Algardi was born in Bologna, where he trained under Lodovico Carracci at the Accademia degli Incamminati. He moved to Rome in 1625, where he initially obtained some success as a restorer of classical sculptures but also rapidly established himself as the principal rival of Gian Lorenzo Bernini as a portrait artist. Less pictorial and dynamic than Bernini’s, Algardi’s portraits were appreciated for their sobriety and surface realism.
Perhaps his most important commission in the 1630s was for the marble tomb of Pope Leo XI in St. Peter’s (1644-52) sculpted entirely from white marble.
After the election of Pope Innocent X (1644), Algardi replaced Bernini in papal favour. Between this date and his death in 1654, Algardi produced some of his most celebrated works, among them colossal marble relief of the Meeting of Attila and Pope Leo in St. Peter’s (1646–53)

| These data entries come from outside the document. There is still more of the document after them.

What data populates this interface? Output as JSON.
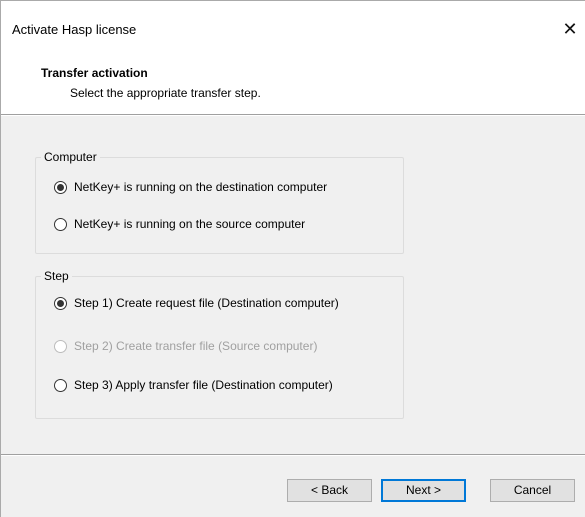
{
  "window": {
    "title": "Activate Hasp license",
    "close_glyph": "✕"
  },
  "header": {
    "title": "Transfer activation",
    "subtitle": "Select the appropriate transfer step."
  },
  "computer_group": {
    "legend": "Computer",
    "options": [
      {
        "label": "NetKey+ is running on the destination computer",
        "checked": true,
        "enabled": true
      },
      {
        "label": "NetKey+ is running on the source computer",
        "checked": false,
        "enabled": true
      }
    ]
  },
  "step_group": {
    "legend": "Step",
    "options": [
      {
        "label": "Step 1) Create request file (Destination computer)",
        "checked": true,
        "enabled": true
      },
      {
        "label": "Step 2) Create transfer file (Source computer)",
        "checked": false,
        "enabled": false
      },
      {
        "label": "Step 3) Apply transfer file (Destination computer)",
        "checked": false,
        "enabled": true
      }
    ]
  },
  "buttons": {
    "back": "< Back",
    "next": "Next >",
    "cancel": "Cancel"
  }
}
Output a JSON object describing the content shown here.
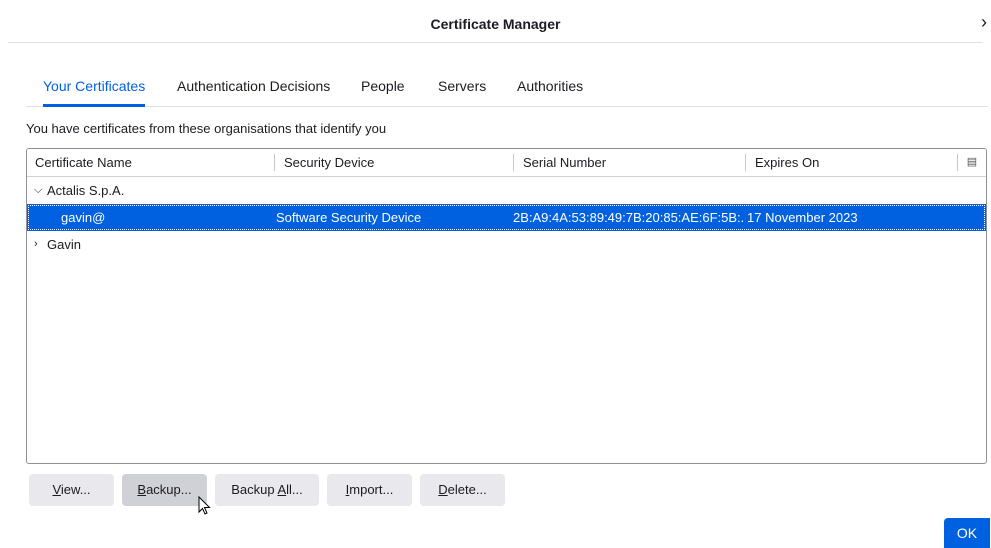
{
  "window": {
    "title": "Certificate Manager"
  },
  "tabs": [
    {
      "label": "Your Certificates",
      "active": true
    },
    {
      "label": "Authentication Decisions",
      "active": false
    },
    {
      "label": "People",
      "active": false
    },
    {
      "label": "Servers",
      "active": false
    },
    {
      "label": "Authorities",
      "active": false
    }
  ],
  "description": "You have certificates from these organisations that identify you",
  "table": {
    "columns": [
      "Certificate Name",
      "Security Device",
      "Serial Number",
      "Expires On"
    ],
    "groups": [
      {
        "name": "Actalis S.p.A.",
        "expanded": true,
        "rows": [
          {
            "name": "gavin@",
            "device": "Software Security Device",
            "serial": "2B:A9:4A:53:89:49:7B:20:85:AE:6F:5B:...",
            "expires": "17 November 2023",
            "selected": true
          }
        ]
      },
      {
        "name": "Gavin",
        "expanded": false,
        "rows": []
      }
    ]
  },
  "buttons": {
    "view": {
      "u": "V",
      "rest": "iew..."
    },
    "backup": {
      "u": "B",
      "rest": "ackup..."
    },
    "backup_all": {
      "pre": "Backup ",
      "u": "A",
      "rest": "ll..."
    },
    "import": {
      "u": "I",
      "rest": "mport..."
    },
    "delete": {
      "u": "D",
      "rest": "elete..."
    },
    "ok": "OK"
  },
  "icons": {
    "close": "close-icon",
    "column_picker": "column-picker-icon",
    "expand": "chevron-down-icon",
    "collapse": "chevron-right-icon"
  },
  "colors": {
    "accent": "#0061e0",
    "button_bg": "#e9e9ed",
    "text": "#1c1b22"
  }
}
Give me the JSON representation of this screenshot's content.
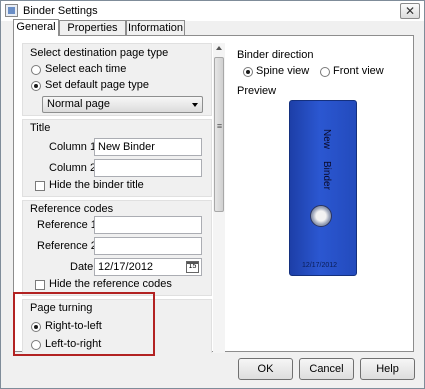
{
  "window": {
    "title": "Binder Settings",
    "close_glyph": "✕"
  },
  "tabs": [
    "General",
    "Properties",
    "Information"
  ],
  "destination": {
    "heading": "Select destination page type",
    "options": [
      "Select each time",
      "Set default page type"
    ],
    "selected_index": 1,
    "page_type_value": "Normal page"
  },
  "title_group": {
    "heading": "Title",
    "column1_label": "Column 1",
    "column1_value": "New Binder",
    "column2_label": "Column 2",
    "column2_value": "",
    "hide_label": "Hide the binder title",
    "hide_checked": false
  },
  "reference": {
    "heading": "Reference codes",
    "ref1_label": "Reference 1",
    "ref1_value": "",
    "ref2_label": "Reference 2",
    "ref2_value": "",
    "date_label": "Date",
    "date_value": "12/17/2012",
    "calendar_day": "15",
    "hide_label": "Hide the reference codes",
    "hide_checked": false
  },
  "page_turning": {
    "heading": "Page turning",
    "options": [
      "Right-to-left",
      "Left-to-right"
    ],
    "selected_index": 0
  },
  "binder_direction": {
    "heading": "Binder direction",
    "options": [
      "Spine view",
      "Front view"
    ],
    "selected_index": 0
  },
  "preview": {
    "heading": "Preview",
    "spine_title_line1": "New",
    "spine_title_line2": "Binder",
    "spine_date": "12/17/2012",
    "spine_color": "#2b57d1"
  },
  "buttons": {
    "ok": "OK",
    "cancel": "Cancel",
    "help": "Help"
  }
}
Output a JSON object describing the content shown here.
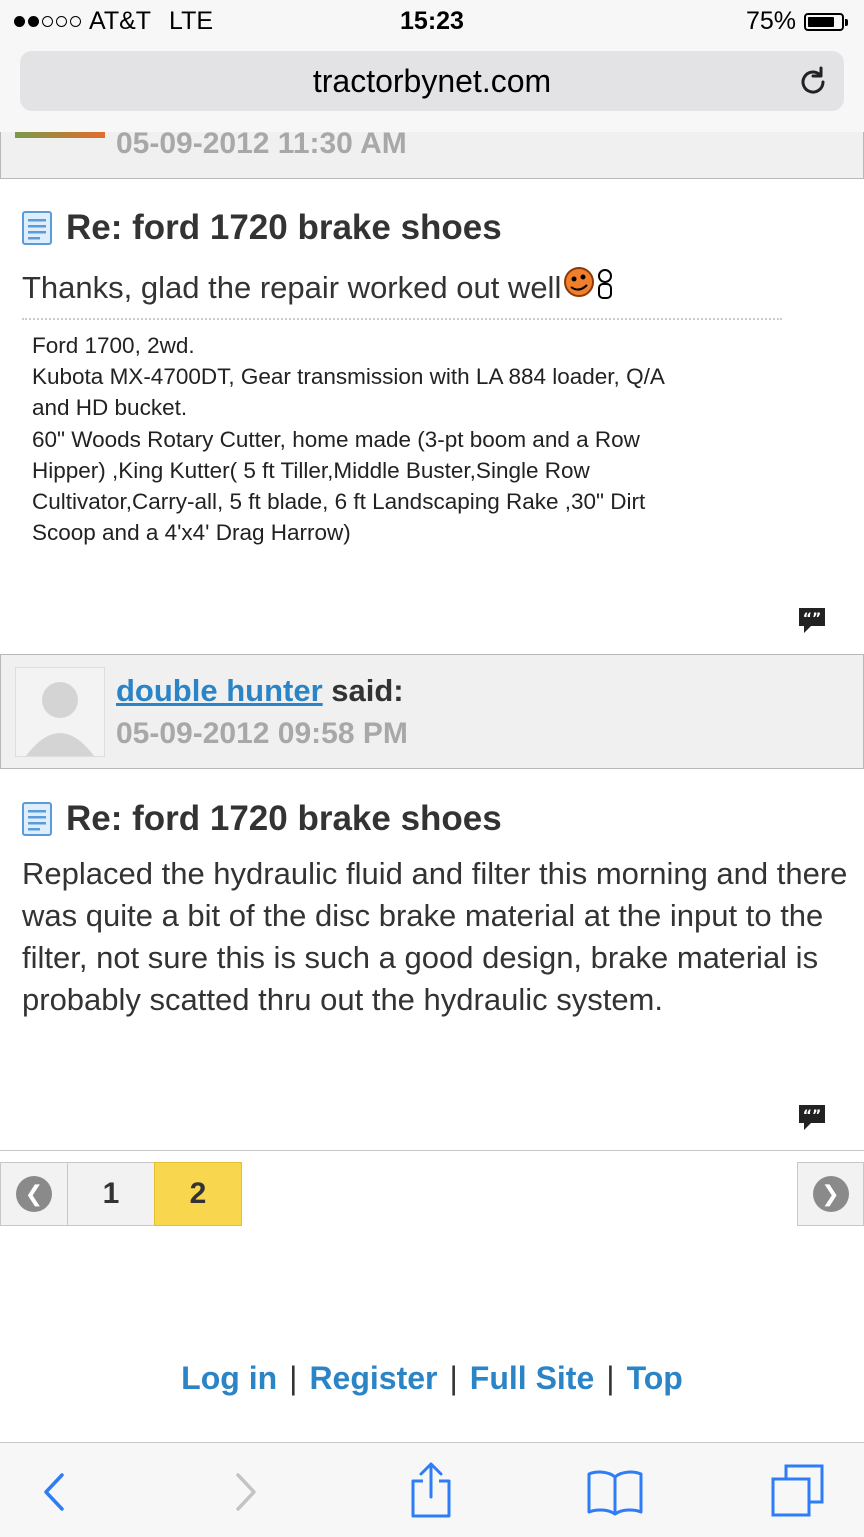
{
  "status_bar": {
    "carrier": "AT&T",
    "network": "LTE",
    "time": "15:23",
    "battery": "75%",
    "battery_level": 0.75,
    "signal_bars": 2
  },
  "browser": {
    "url": "tractorbynet.com"
  },
  "posts": [
    {
      "date": "05-09-2012 11:30 AM",
      "title": "Re: ford 1720 brake shoes",
      "body": "Thanks, glad the repair worked out well",
      "signature": [
        "Ford 1700, 2wd.",
        "Kubota MX-4700DT, Gear transmission with LA 884 loader, Q/A",
        "and HD bucket.",
        "60\" Woods Rotary Cutter, home made (3-pt boom and a Row",
        "Hipper) ,King Kutter( 5 ft Tiller,Middle Buster,Single Row",
        "Cultivator,Carry-all, 5 ft blade, 6 ft Landscaping Rake ,30\" Dirt",
        "Scoop and a 4'x4' Drag Harrow)"
      ]
    },
    {
      "author": "double hunter",
      "said": "said:",
      "date": "05-09-2012 09:58 PM",
      "title": "Re: ford 1720 brake shoes",
      "body": "Replaced the hydraulic fluid and filter this morning and there was quite a bit of the disc brake material at the input to the filter, not sure this is such a good design, brake material is probably scatted thru out the hydraulic system."
    }
  ],
  "pagination": {
    "pages": [
      "1",
      "2"
    ],
    "current": "2"
  },
  "footer": {
    "links": [
      "Log in",
      "Register",
      "Full Site",
      "Top"
    ]
  },
  "colors": {
    "link": "#2b84c6",
    "active_page": "#f8d74e",
    "ios_blue": "#2e7cf6"
  },
  "icons": [
    "reload-icon",
    "document-icon",
    "emoticon-icon",
    "quote-icon",
    "prev-icon",
    "next-icon",
    "back-icon",
    "forward-icon",
    "share-icon",
    "bookmarks-icon",
    "tabs-icon"
  ]
}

His style, tempering the realism of the High Baroque with a strongly classicising vein was also strongly influenced by the work of the painters Pietro da Cortona and Nicolas Poussin. It was perhaps the restraint of his classical approach, constantly influenced by the study of classical antiquities, that fostered his reputation in France where some of the most flamboyant of Bernini’s compositions failed to be appreciated. A gifted draftsman, Algardi left numerous drawings for his sculptural commissions and for engravings which further expanded his renown. Copies and reductions of his most famous works were avidly collected throughout Europe from the seventeenth century onwards.